Pour des raisons pratiques, la majeure partie du reste de la vie de l’Union européenne se déroule à Bruxelles pendant les heures ordinaires, et la plupart des législateurs, à l’exception des Français, n’en veulent pas au schlep. Le Parlement a voté à plusieurs reprises pour supprimer cette exigence, même si, comme l’exige un traité, un changement nécessiterait le consentement unanime des pays de l’UE – et la France ne semble pas le permettre de si tôt.

Pourtant, le virus l’emporte sur les demandes françaises, du moins pour le moment. Le président du Parlement européen, David Sassoli, un Italien, a annulé les plans de Strasbourg plus tôt ce mois-ci pour des raisons de santé, promettant de reconsidérer pour la session du mois prochain.

Certains législateurs veulent rendre le changement permanent.

«Je suis heureux que Strasbourg soit annulée, mais ce n’est pas le souhait du Parlement de retourner à Strasbourg», tweeté Jeroen Lenaers, membre néerlandais du Parlement européen. “Le @Europarl_EN a toujours voté à une large majorité pour supprimer les déplacements inutiles et adopter un siège unique.”

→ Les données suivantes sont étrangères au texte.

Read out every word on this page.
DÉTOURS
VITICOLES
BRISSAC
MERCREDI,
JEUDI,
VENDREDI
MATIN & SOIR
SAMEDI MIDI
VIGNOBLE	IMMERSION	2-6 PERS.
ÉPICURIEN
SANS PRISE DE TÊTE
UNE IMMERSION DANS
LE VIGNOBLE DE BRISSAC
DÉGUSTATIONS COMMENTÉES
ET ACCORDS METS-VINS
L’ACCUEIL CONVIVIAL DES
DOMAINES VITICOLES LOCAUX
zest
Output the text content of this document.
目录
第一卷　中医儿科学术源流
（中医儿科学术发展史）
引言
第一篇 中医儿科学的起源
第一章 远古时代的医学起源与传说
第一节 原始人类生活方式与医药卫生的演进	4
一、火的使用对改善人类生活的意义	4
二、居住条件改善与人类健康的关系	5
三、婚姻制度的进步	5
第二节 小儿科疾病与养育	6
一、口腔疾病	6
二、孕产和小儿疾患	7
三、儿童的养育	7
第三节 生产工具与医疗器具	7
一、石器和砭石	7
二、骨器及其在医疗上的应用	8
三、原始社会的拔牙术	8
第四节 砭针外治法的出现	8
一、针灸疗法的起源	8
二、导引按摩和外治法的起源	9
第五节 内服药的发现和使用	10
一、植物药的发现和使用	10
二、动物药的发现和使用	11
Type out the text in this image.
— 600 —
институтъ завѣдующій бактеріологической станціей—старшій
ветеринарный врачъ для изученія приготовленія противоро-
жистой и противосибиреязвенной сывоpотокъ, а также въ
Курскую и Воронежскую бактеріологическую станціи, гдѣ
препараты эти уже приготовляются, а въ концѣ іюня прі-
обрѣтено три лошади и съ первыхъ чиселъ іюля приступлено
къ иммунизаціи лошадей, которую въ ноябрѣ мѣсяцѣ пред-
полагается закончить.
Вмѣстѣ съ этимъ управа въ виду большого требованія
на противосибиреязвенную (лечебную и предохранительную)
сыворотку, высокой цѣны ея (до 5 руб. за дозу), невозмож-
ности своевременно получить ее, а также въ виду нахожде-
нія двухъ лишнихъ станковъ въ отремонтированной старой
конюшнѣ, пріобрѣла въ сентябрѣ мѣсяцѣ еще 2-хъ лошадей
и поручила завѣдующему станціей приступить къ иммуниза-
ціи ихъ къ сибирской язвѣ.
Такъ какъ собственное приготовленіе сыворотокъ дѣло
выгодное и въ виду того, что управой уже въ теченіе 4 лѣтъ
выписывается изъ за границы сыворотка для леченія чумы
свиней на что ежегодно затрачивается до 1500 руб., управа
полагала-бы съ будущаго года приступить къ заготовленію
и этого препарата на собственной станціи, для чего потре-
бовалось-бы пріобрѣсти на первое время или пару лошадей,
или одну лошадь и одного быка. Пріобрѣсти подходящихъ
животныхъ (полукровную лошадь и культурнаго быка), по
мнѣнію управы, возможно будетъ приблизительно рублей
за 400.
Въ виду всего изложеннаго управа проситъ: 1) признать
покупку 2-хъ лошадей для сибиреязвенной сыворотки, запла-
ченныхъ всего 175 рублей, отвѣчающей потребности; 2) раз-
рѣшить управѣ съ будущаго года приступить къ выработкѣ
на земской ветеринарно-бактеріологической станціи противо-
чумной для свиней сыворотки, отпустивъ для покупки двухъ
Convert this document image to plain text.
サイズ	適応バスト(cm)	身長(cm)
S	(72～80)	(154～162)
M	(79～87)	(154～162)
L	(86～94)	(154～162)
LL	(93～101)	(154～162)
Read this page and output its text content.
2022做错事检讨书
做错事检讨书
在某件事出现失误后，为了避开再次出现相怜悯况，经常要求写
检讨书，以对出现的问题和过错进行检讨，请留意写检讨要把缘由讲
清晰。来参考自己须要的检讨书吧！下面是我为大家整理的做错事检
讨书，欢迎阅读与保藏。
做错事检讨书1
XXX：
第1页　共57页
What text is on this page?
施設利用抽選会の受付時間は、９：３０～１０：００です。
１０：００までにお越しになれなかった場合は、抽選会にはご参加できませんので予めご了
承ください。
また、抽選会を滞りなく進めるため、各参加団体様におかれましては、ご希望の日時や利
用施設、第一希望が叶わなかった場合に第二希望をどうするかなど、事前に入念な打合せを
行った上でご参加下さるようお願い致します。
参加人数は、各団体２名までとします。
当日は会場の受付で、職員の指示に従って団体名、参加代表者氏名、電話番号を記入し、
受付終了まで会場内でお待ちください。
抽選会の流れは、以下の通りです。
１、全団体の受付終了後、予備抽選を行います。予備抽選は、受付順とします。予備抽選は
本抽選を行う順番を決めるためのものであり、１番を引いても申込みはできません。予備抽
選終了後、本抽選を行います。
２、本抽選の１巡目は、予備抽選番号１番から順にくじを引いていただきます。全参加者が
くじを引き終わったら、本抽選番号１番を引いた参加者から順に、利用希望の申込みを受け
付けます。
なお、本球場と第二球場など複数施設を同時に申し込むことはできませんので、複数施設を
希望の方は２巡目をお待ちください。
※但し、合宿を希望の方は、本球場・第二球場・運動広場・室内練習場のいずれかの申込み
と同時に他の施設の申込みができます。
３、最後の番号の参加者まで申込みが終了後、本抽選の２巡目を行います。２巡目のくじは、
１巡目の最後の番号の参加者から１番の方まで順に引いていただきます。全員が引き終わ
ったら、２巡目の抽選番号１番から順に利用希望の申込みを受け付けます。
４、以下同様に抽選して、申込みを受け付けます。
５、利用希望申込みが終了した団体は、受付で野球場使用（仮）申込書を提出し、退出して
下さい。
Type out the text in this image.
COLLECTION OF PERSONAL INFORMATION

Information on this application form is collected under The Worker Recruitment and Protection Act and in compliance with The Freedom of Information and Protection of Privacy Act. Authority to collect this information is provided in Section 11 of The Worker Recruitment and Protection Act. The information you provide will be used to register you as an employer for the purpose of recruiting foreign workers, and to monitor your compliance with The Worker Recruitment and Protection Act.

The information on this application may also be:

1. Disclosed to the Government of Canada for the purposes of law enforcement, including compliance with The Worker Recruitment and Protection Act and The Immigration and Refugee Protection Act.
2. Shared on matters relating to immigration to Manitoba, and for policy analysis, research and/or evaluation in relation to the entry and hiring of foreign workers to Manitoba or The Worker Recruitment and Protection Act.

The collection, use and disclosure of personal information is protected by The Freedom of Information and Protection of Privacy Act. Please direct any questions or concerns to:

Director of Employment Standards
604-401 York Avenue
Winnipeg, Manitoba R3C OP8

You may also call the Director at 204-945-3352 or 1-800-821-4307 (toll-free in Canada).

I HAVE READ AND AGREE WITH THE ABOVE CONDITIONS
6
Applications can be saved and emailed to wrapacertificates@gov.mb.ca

Le parlement est devenu en grande partie virtuel en mars, lorsque la pandémie a frappé, laissant ce tronçon le plus long que le parlement ait passé sans apparaître en France dans son histoire. La session plénière de cette semaine est la première tentative à grande échelle de se réunir en personne, et même maintenant, seuls 420 des 705 législateurs ont déclaré qu’ils prévoyaient de se rendre à Bruxelles, selon Delphine Colard, porte-parole du parlement. Seules 200 personnes seront autorisées à entrer dans la salle parlementaire à la fois.

Les niveaux viraux augmentant à nouveau en Belgique, certains législateurs qui se rendent à Bruxelles seront confrontés à des quarantaines une fois rentrés chez eux. Mardi, la Belgique comptait 77 cas pour 100 000 habitants au cours des deux dernières semaines. La France avait 159 cas, presque exactement les mêmes que les États-Unis. Mais les législateurs français indignés notent que Bruxelles compte plus de cas que Strasbourg.

«Annuler la session de Strasbourg par crainte que des eurodéputés viennent de toute l’Europe dans une ville confrontée à un rebond du Covid-19 est une chose difficile, mais on peut quand même comprendre», a tweeté Christophe Grudler, un député français du Parlement européen. «Mais décider unilatéralement de transférer les mêmes sessions à Bruxelles, où les risques sanitaires sont plus élevés qu’à Strasbourg, est un non-sens total.

Birnbaum signalé depuis Riga, Lettonie.